Kiev (AFP) - Both sides in the conflict in eastern Ukraine have withdrawn most of their heavy weapons from the frontline, bolstering a month-old truce, Ukrainian President Petro Poroshenko has said.

In an interview with state television Monday evening Poroshenko said government forces had "withdrawn the lion's share of multiple launch rocket systems and heavy artillery."

"We see that the Russian-backed militants have also withdrawn a significant part," he added.

Poroshenko confirmed that the ceasefire deal hammered out by France, Germany, Russia and Ukraine in the Belarussian capital Minsk on February 12 was largely holding, despite sporadic deadly clashes.

Artillery fire had halted among most of the 485-kilometre frontline, after Kiev "managed to stop the aggressors," he said.

But the army was still sustaining losses in some flashpoints, with 64 soldiers killed since the peace deal came into effect on February 15, bringing to 1,549 the number killed since the war started, he said.

However, Kiev's forces sustained around a third of the fatalities when separatists forced them out of the transport hub of Debaltseve three days into the truce.

- Russia 'undermining' East Europe -

Since then the fighting has considerably abated, with both sides making a show of towing away rocket launchers and other big guns used in the 11 months of fighting that has killed over 6,000 people.

The separatists rarely announce their own casualty figures.

Ukraine and the West accuse Russia of providing separatists with troops, training and weaponry. Moscow denies this, but despite the lull has remained under strong diplomatic pressure from European capitals and Washington.

British Foreign Secretary Philip Hammond on Tuesday accused President Vladimir Putin of undermining other former Soviet republics, besides Ukraine.

- Rebels demand negotiations -

"We are now faced with a Russian leader bent not on joining the international rules-based system which keeps the peace between nations, but on subverting it," Hammond told the Royal United Services Institute (RUSI) in London.

"President Putin's actions -- illegally annexing Crimea and now using Russian troops to destabilise eastern Ukraine -- fundamentally undermine the security of sovereign nations in Eastern Europe," he said as NATO forces prepared for a major exercise in the Baltic states.

US military officials said that deployment of some 3,000 troops had begun for the three-month Operation Atlantic Resolve. The exercise will see NATO forces working alongside their allies in Estonia, Latvia and Lithuania.

The United States also said Monday that it had delivered more than 100 pieces of heavy military equipment to the Baltic states.

The uneasy calm in eastern Ukraine has been riven with mutual accusations of repeated ceasefire violations.

On Monday, the Ukrainian army accused the separatists of using mortars and a tank to fire on government positions near the eastern port of Mariupol.

The clashes lasted all day. Nine Ukrainian soldiers were injured but held their positions, security spokesman Andriy Lysenko said Tuesday.
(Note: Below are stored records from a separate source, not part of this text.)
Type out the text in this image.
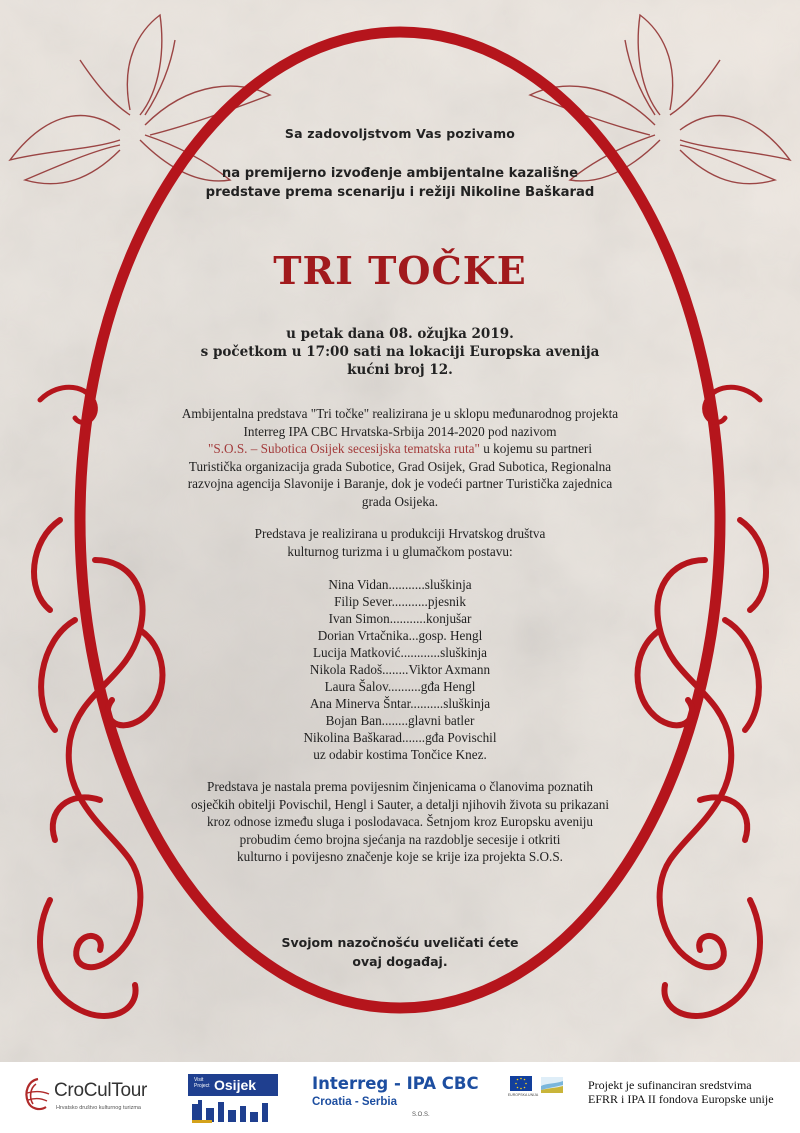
Sa zadovoljstvom Vas pozivamo
na premijerno izvođenje ambijentalne kazališne
predstave prema scenariju i režiji Nikoline Baškarad
TRI TOČKE
u petak dana 08. ožujka 2019.
s početkom u 17:00 sati na lokaciji Europska avenija
kućni broj 12.
Ambijentalna predstava "Tri točke" realizirana je u sklopu međunarodnog projekta
Interreg IPA CBC Hrvatska-Srbija 2014-2020 pod nazivom
"S.O.S. – Subotica Osijek secesijska tematska ruta" u kojemu su partneri
Turistička organizacija grada Subotice, Grad Osijek, Grad Subotica, Regionalna
razvojna agencija Slavonije i Baranje, dok je vodeći partner Turistička zajednica
grada Osijeka.
Predstava je realizirana u produkciji Hrvatskog društva
kulturnog turizma i u glumačkom postavu:
Nina Vidan...........sluškinja
Filip Sever...........pjesnik
Ivan Simon...........konjušar
Dorian Vrtačnika...gosp. Hengl
Lucija Matković............sluškinja
Nikola Radoš........Viktor Axmann
Laura Šalov..........gđa Hengl
Ana Minerva Šntar..........sluškinja
Bojan Ban........glavni batler
Nikolina Baškarad.......gđa Povischil
uz odabir kostima Tončice Knez.
Predstava je nastala prema povijesnim činjenicama o članovima poznatih
osječkih obitelji Povischil, Hengl i Sauter, a detalji njihovih života su prikazani
kroz odnose između sluga i poslodavaca. Šetnjom kroz Europsku aveniju
probudim ćemo brojna sjećanja na razdoblje secesije i otkriti
kulturno i povijesno značenje koje se krije iza projekta S.O.S.
Svojom nazočnošću uveličati ćete
ovaj događaj.
CroCulTour
Hrvatsko društvo kulturnog turizma
Visit Project Osijek	Interreg - IPA CBC
Croatia - Serbia
S.O.S.
EUROPSKA UNIJA
Projekt je sufinanciran sredstvima
EFRR i IPA II fondova Europske unije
Western leaders have warned that any attempt by the rebels to seize the city of 500,000 would trigger further sanctions against Russia.

While denying meddling in eastern Ukraine Putin has acknowledged ordering the annexation of Crimea from Ukraine a year ago, sparking the worst crisis in East-West relations since the Cold War.
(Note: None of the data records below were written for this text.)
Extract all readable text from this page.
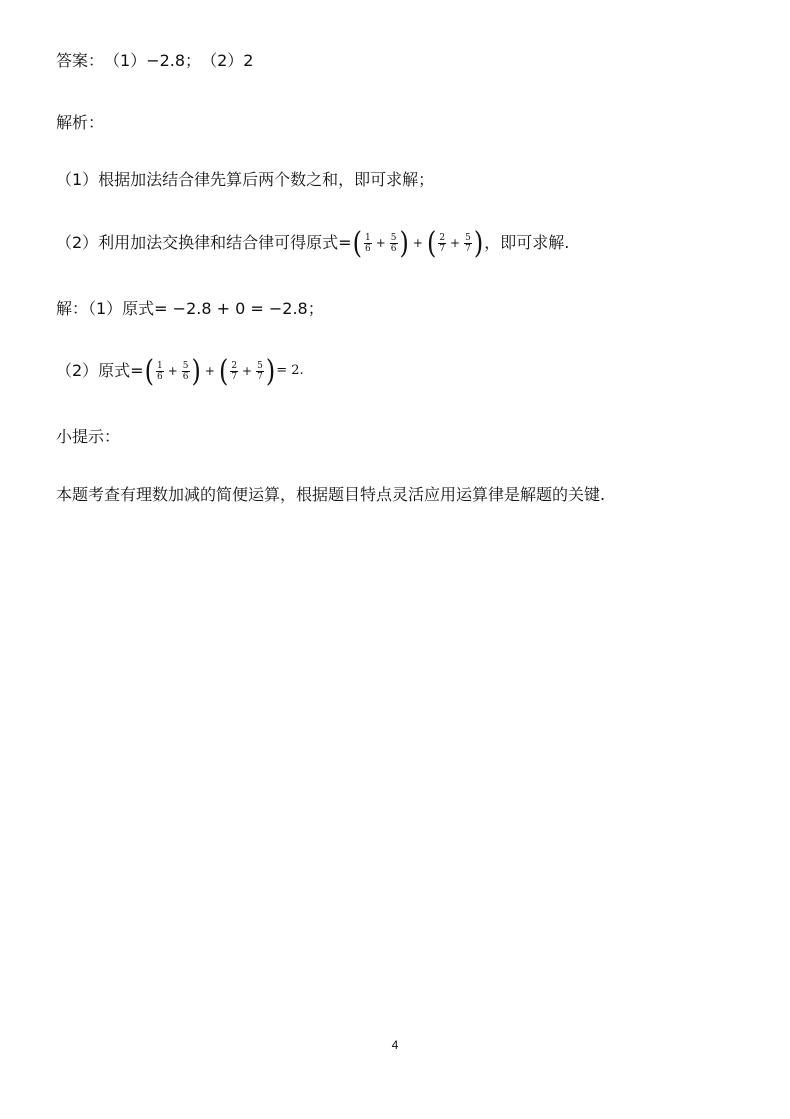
答案： （1）−2.8； （2）2
解析：
（1）根据加法结合律先算后两个数之和，即可求解；
（2）利用加法交换律和结合律可得原式= ( $\frac{1}{6} + \frac{5}{6}$ ) + ( $\frac{2}{7} + \frac{5}{7}$ ) ，即可求解.
解：（1）原式= −2.8 + 0 = −2.8；
（2）原式= ( $\frac{1}{6} + \frac{5}{6}$ ) + ( $\frac{2}{7} + \frac{5}{7}$ ) = 2.
小提示：
本题考查有理数加减的简便运算，根据题目特点灵活应用运算律是解题的关键.
4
The rebels who took up arms against Kiev's pro-Western government days after the Crimea annexation insist they are upholding their end of the Minsk agreement.

An official with the Donetsk People's Republic , one of two self-proclaimed rebel entities, accused Kiev Monday of reneging on its end of the deal.

"Kiev has not conducted a proper withdrawal of heavy arms," Andrey Purgin, speaker of the republic's People's Council, told Interfax news agency.

"Everything is gradually going back to the way it was," he said, calling for Kiev to enter talks on the future political status of the rebel-held areas.